Seu habitat é dividido: tem o escritório onde presta serviços de péssima qualidade, ante a sua dificuldade com as teclas da máquina de escrever (olá geração Z, elas de fato existiram), uma verdadeira cata milho (não usa todos os dedos), como retratada essa experiência de maneira esplêndida no filme homônimo (A Hora da Estrela,1985), dirigido por Suzana Amaral, interpretada Macabéa pela atriz Marcélia Cartaxo. Seu segundo espaço é o ambiente da pensão, onde mora com mais quatro moças que trabalham no comércio.
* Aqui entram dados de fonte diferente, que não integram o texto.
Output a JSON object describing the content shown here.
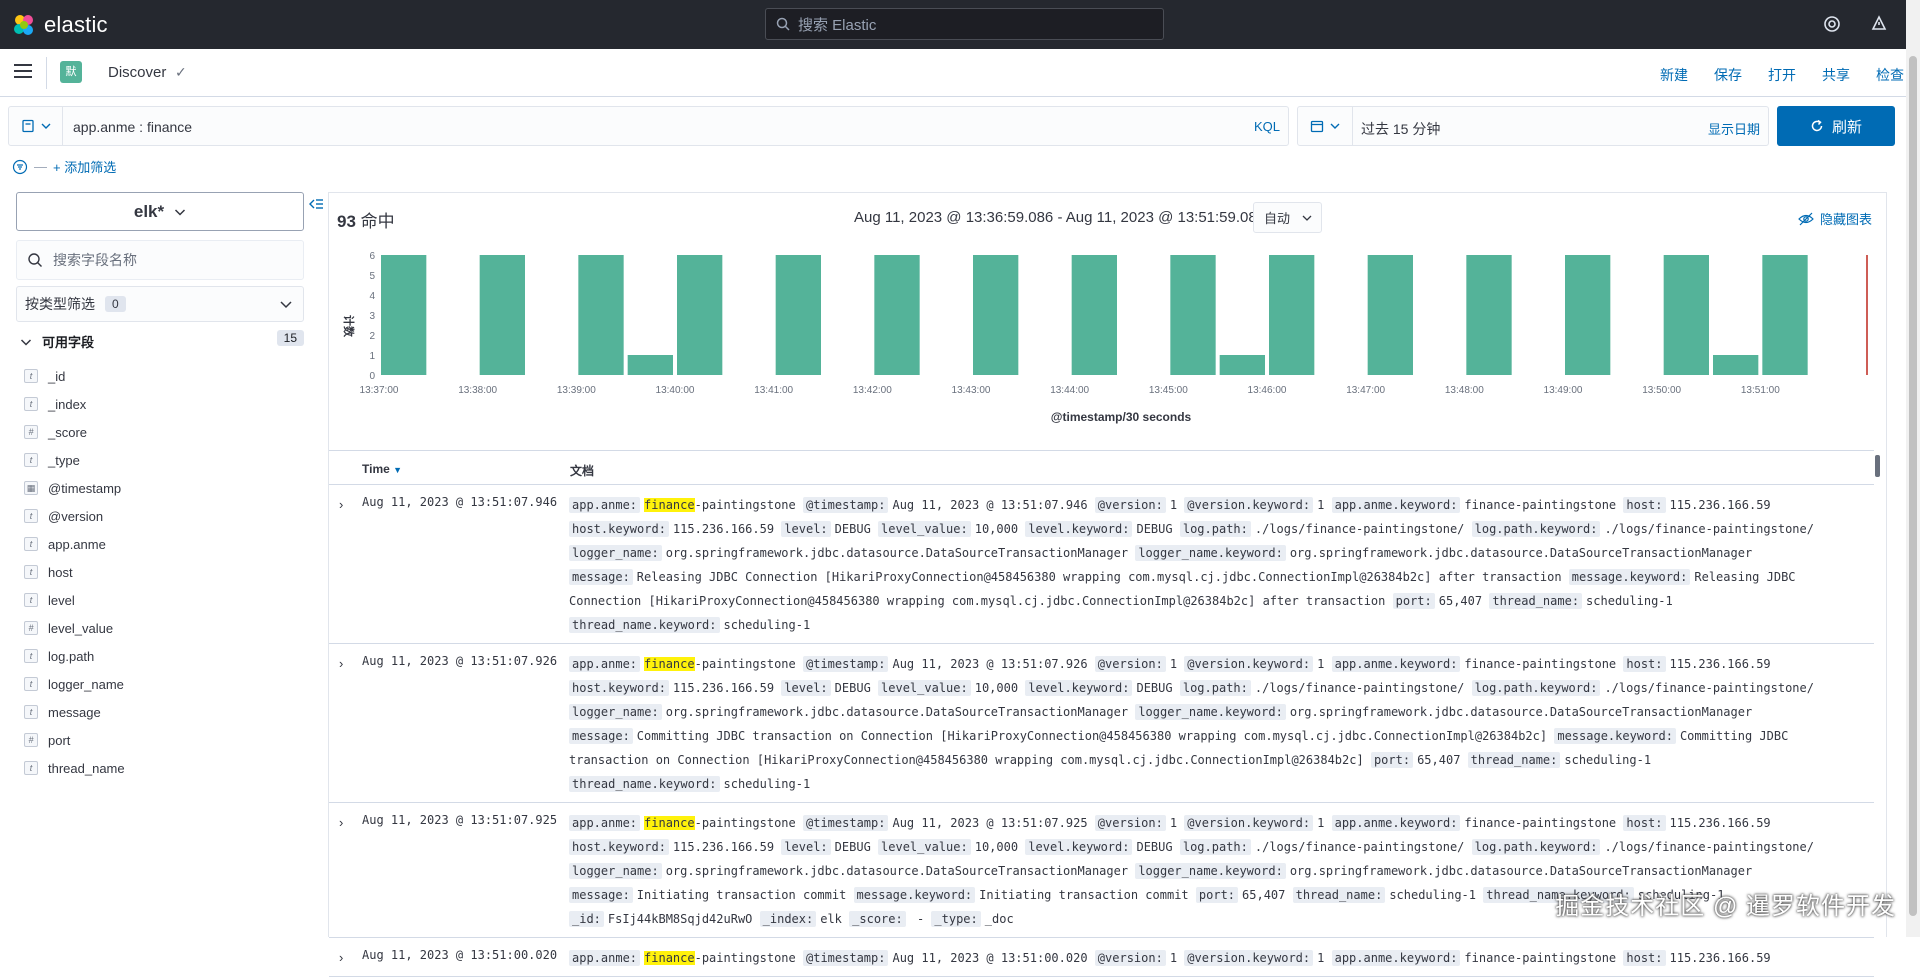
{
  "header": {
    "brand": "elastic",
    "search_placeholder": "搜索 Elastic"
  },
  "appbar": {
    "app_badge": "默",
    "app_name": "Discover",
    "nav": [
      "新建",
      "保存",
      "打开",
      "共享",
      "检查"
    ]
  },
  "query": {
    "text": "app.anme : finance",
    "language": "KQL"
  },
  "date": {
    "range": "过去 15 分钟",
    "show_dates": "显示日期",
    "refresh": "刷新"
  },
  "filters": {
    "add_filter": "+ 添加筛选"
  },
  "sidebar": {
    "index_pattern": "elk*",
    "field_search_placeholder": "搜索字段名称",
    "type_filter_label": "按类型筛选",
    "type_filter_count": "0",
    "available_label": "可用字段",
    "available_count": "15",
    "fields": [
      {
        "type": "t",
        "name": "_id"
      },
      {
        "type": "t",
        "name": "_index"
      },
      {
        "type": "#",
        "name": "_score"
      },
      {
        "type": "t",
        "name": "_type"
      },
      {
        "type": "date",
        "name": "@timestamp"
      },
      {
        "type": "t",
        "name": "@version"
      },
      {
        "type": "t",
        "name": "app.anme"
      },
      {
        "type": "t",
        "name": "host"
      },
      {
        "type": "t",
        "name": "level"
      },
      {
        "type": "#",
        "name": "level_value"
      },
      {
        "type": "t",
        "name": "log.path"
      },
      {
        "type": "t",
        "name": "logger_name"
      },
      {
        "type": "t",
        "name": "message"
      },
      {
        "type": "#",
        "name": "port"
      },
      {
        "type": "t",
        "name": "thread_name"
      }
    ]
  },
  "main": {
    "hits_count": "93",
    "hits_label": "命中",
    "time_range": "Aug 11, 2023 @ 13:36:59.086 - Aug 11, 2023 @ 13:51:59.086",
    "interval": "自动",
    "hide_chart": "隐藏图表",
    "col_time": "Time",
    "col_doc": "文档"
  },
  "chart_data": {
    "type": "bar",
    "xlabel": "@timestamp/30 seconds",
    "ylabel": "计数",
    "ylim": [
      0,
      6
    ],
    "yticks": [
      "0",
      "1",
      "2",
      "3",
      "4",
      "5",
      "6"
    ],
    "x_ticks": [
      "13:37:00",
      "13:38:00",
      "13:39:00",
      "13:40:00",
      "13:41:00",
      "13:42:00",
      "13:43:00",
      "13:44:00",
      "13:45:00",
      "13:46:00",
      "13:47:00",
      "13:48:00",
      "13:49:00",
      "13:50:00",
      "13:51:00"
    ],
    "categories": [
      "13:37:00",
      "13:37:30",
      "13:38:00",
      "13:38:30",
      "13:39:00",
      "13:39:30",
      "13:40:00",
      "13:40:30",
      "13:41:00",
      "13:41:30",
      "13:42:00",
      "13:42:30",
      "13:43:00",
      "13:43:30",
      "13:44:00",
      "13:44:30",
      "13:45:00",
      "13:45:30",
      "13:46:00",
      "13:46:30",
      "13:47:00",
      "13:47:30",
      "13:48:00",
      "13:48:30",
      "13:49:00",
      "13:49:30",
      "13:50:00",
      "13:50:30",
      "13:51:00",
      "13:51:30"
    ],
    "values": [
      6,
      0,
      6,
      0,
      6,
      1,
      6,
      0,
      6,
      0,
      6,
      0,
      6,
      0,
      6,
      0,
      6,
      1,
      6,
      0,
      6,
      0,
      6,
      0,
      6,
      0,
      6,
      1,
      6,
      0
    ],
    "bar_color": "#54b399",
    "marker_color": "#bd271e"
  },
  "rows": [
    {
      "time": "Aug 11, 2023 @ 13:51:07.946",
      "fields": [
        {
          "k": "app.anme:",
          "v": "finance",
          "v2": "-paintingstone",
          "hl": true
        },
        {
          "k": "@timestamp:",
          "v": "Aug 11, 2023 @ 13:51:07.946"
        },
        {
          "k": "@version:",
          "v": "1"
        },
        {
          "k": "@version.keyword:",
          "v": "1"
        },
        {
          "k": "app.anme.keyword:",
          "v": "finance-paintingstone"
        },
        {
          "k": "host:",
          "v": "115.236.166.59"
        },
        {
          "k": "host.keyword:",
          "v": "115.236.166.59"
        },
        {
          "k": "level:",
          "v": "DEBUG"
        },
        {
          "k": "level_value:",
          "v": "10,000"
        },
        {
          "k": "level.keyword:",
          "v": "DEBUG"
        },
        {
          "k": "log.path:",
          "v": "./logs/finance-paintingstone/"
        },
        {
          "k": "log.path.keyword:",
          "v": "./logs/finance-paintingstone/"
        },
        {
          "k": "logger_name:",
          "v": "org.springframework.jdbc.datasource.DataSourceTransactionManager"
        },
        {
          "k": "logger_name.keyword:",
          "v": "org.springframework.jdbc.datasource.DataSourceTransactionManager"
        },
        {
          "k": "message:",
          "v": "Releasing JDBC Connection [HikariProxyConnection@458456380 wrapping com.mysql.cj.jdbc.ConnectionImpl@26384b2c] after transaction"
        },
        {
          "k": "message.keyword:",
          "v": "Releasing JDBC Connection [HikariProxyConnection@458456380 wrapping com.mysql.cj.jdbc.ConnectionImpl@26384b2c] after transaction"
        },
        {
          "k": "port:",
          "v": "65,407"
        },
        {
          "k": "thread_name:",
          "v": "scheduling-1"
        },
        {
          "k": "thread_name.keyword:",
          "v": "scheduling-1"
        }
      ]
    },
    {
      "time": "Aug 11, 2023 @ 13:51:07.926",
      "fields": [
        {
          "k": "app.anme:",
          "v": "finance",
          "v2": "-paintingstone",
          "hl": true
        },
        {
          "k": "@timestamp:",
          "v": "Aug 11, 2023 @ 13:51:07.926"
        },
        {
          "k": "@version:",
          "v": "1"
        },
        {
          "k": "@version.keyword:",
          "v": "1"
        },
        {
          "k": "app.anme.keyword:",
          "v": "finance-paintingstone"
        },
        {
          "k": "host:",
          "v": "115.236.166.59"
        },
        {
          "k": "host.keyword:",
          "v": "115.236.166.59"
        },
        {
          "k": "level:",
          "v": "DEBUG"
        },
        {
          "k": "level_value:",
          "v": "10,000"
        },
        {
          "k": "level.keyword:",
          "v": "DEBUG"
        },
        {
          "k": "log.path:",
          "v": "./logs/finance-paintingstone/"
        },
        {
          "k": "log.path.keyword:",
          "v": "./logs/finance-paintingstone/"
        },
        {
          "k": "logger_name:",
          "v": "org.springframework.jdbc.datasource.DataSourceTransactionManager"
        },
        {
          "k": "logger_name.keyword:",
          "v": "org.springframework.jdbc.datasource.DataSourceTransactionManager"
        },
        {
          "k": "message:",
          "v": "Committing JDBC transaction on Connection [HikariProxyConnection@458456380 wrapping com.mysql.cj.jdbc.ConnectionImpl@26384b2c]"
        },
        {
          "k": "message.keyword:",
          "v": "Committing JDBC transaction on Connection [HikariProxyConnection@458456380 wrapping com.mysql.cj.jdbc.ConnectionImpl@26384b2c]"
        },
        {
          "k": "port:",
          "v": "65,407"
        },
        {
          "k": "thread_name:",
          "v": "scheduling-1"
        },
        {
          "k": "thread_name.keyword:",
          "v": "scheduling-1"
        }
      ]
    },
    {
      "time": "Aug 11, 2023 @ 13:51:07.925",
      "fields": [
        {
          "k": "app.anme:",
          "v": "finance",
          "v2": "-paintingstone",
          "hl": true
        },
        {
          "k": "@timestamp:",
          "v": "Aug 11, 2023 @ 13:51:07.925"
        },
        {
          "k": "@version:",
          "v": "1"
        },
        {
          "k": "@version.keyword:",
          "v": "1"
        },
        {
          "k": "app.anme.keyword:",
          "v": "finance-paintingstone"
        },
        {
          "k": "host:",
          "v": "115.236.166.59"
        },
        {
          "k": "host.keyword:",
          "v": "115.236.166.59"
        },
        {
          "k": "level:",
          "v": "DEBUG"
        },
        {
          "k": "level_value:",
          "v": "10,000"
        },
        {
          "k": "level.keyword:",
          "v": "DEBUG"
        },
        {
          "k": "log.path:",
          "v": "./logs/finance-paintingstone/"
        },
        {
          "k": "log.path.keyword:",
          "v": "./logs/finance-paintingstone/"
        },
        {
          "k": "logger_name:",
          "v": "org.springframework.jdbc.datasource.DataSourceTransactionManager"
        },
        {
          "k": "logger_name.keyword:",
          "v": "org.springframework.jdbc.datasource.DataSourceTransactionManager"
        },
        {
          "k": "message:",
          "v": "Initiating transaction commit"
        },
        {
          "k": "message.keyword:",
          "v": "Initiating transaction commit"
        },
        {
          "k": "port:",
          "v": "65,407"
        },
        {
          "k": "thread_name:",
          "v": "scheduling-1"
        },
        {
          "k": "thread_name.keyword:",
          "v": "scheduling-1"
        },
        {
          "k": "_id:",
          "v": "FsIj44kBM8Sqjd42uRwO"
        },
        {
          "k": "_index:",
          "v": "elk"
        },
        {
          "k": "_score:",
          "v": " - "
        },
        {
          "k": "_type:",
          "v": "_doc"
        }
      ]
    },
    {
      "time": "Aug 11, 2023 @ 13:51:00.020",
      "fields": [
        {
          "k": "app.anme:",
          "v": "finance",
          "v2": "-paintingstone",
          "hl": true
        },
        {
          "k": "@timestamp:",
          "v": "Aug 11, 2023 @ 13:51:00.020"
        },
        {
          "k": "@version:",
          "v": "1"
        },
        {
          "k": "@version.keyword:",
          "v": "1"
        },
        {
          "k": "app.anme.keyword:",
          "v": "finance-paintingstone"
        },
        {
          "k": "host:",
          "v": "115.236.166.59"
        }
      ]
    }
  ],
  "watermark": "掘金技术社区 @ 暹罗软件开发"
}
Ali, acontece sua fixação e desejo pela mudança. Não sabe como, quando ou para que, mas tem certeza de que sua existência depende de uma alteração. Às vezes quer ser igual às outras, como sua companheira de trabalho, a Glória, moderna e ousada, bem resolvida com suas impetuosas realizações, como a liberdade de corpo e alma. Por ela, também conhece o cinismo da desculpa mentirosa ao chefe e uma naturalização sem precedentes da autonomia feminina: Glória é livre sexualmente e já fez pelo menos 05 abortos.

Clarice, que se esconde de propósito o narrador Rodrigo S.M, especulo que para mitigar os efeitos de uma possível interpretação visceral da sua realidade aos destinos de Macabéa, traz uma esfera de modulação às perspectivas daquele ser débil e sem futuro, pelas marcações da Rádio Relógio Federal do Brasil, hoje sob uma identidade neopentecostal. Mas, na época eram gosta de cultura e saber, a partir do Você Sabia?Tap! Tap! Tap! E a hora certa, minuto a minuto.

Um idílio marca a trajetória de Macabéa. Encontra um passeio, o metalúrgico Olímpico de Jesus. Nordestino, oscila entre desejos de progresso e sucesso e a realidade que bruta, limita suas oportunidades como um operário. Insosso relacionamento, Olímpico não tem respostas para as questões óbvias ou profundas da simplicidade, que são lançadas por Macabéa. Suas dúvidas, incertezas e inocuidade é possível que sejam maiores.

Não há desejo entre eles, que coloque a carne trêmula, como sugere Almodóvar, lacônico e platônico, a relação é fulminada pela fidelidade a si, empregada por Olímpico que cai os braços, sempre abertos, calorosos e previsíveis de Glória, sobretudo, porque tem a missão deliberada por sua cartomante de que sua vida só iria melhorar, se tomasse o homem de uma amiga, pagando-se assim os pecados anteriores.

Desilusão frugal de Macabéa. Muitas vezes, há uma confissão emocionante do narrador Rodrigo, buscando um encaminhamento mais auspicioso para a jovem. Mas, ela não contribui e parece que não tem salvação, a sua vida ignóbil e imprestável, feita para ser dirimida, entre a tristeza, sem reservas para a felicidade.

A oportunidade de mudança é o convite, também confirmatório da missão desenhada pela cartomante à Gloria, Macabéa também deveria buscar aquele oráculo. Com dinheiro emprestado pela pérfida amiga, Maca vai para uma sessão com a Madame Carlota. Se nos recônditos pensamentos, a moça desejava ser uma estrela reconhecida, os presságios são bons: no seu destino, homem rico estrangeiro, dono de automóvel luxuoso e que vai amá-la, embora era não fosse constituída para a ferocidade dos homens.

Não há como usurpar a hora Macabéa. Se ela pertence a nós leitores, é apenas como uma sugestão pela necessidade humana de melhorar o mundo. Rodrigo e Clarice são os responsáveis pelo desfecho de Maca e nós também concorremos para o bem e para o mal, por amarmos piedosamente as Macas da vida com um desprezo asséptico e rítmico, tal qual o ruído de um ponteiro de relógio. Você sabia?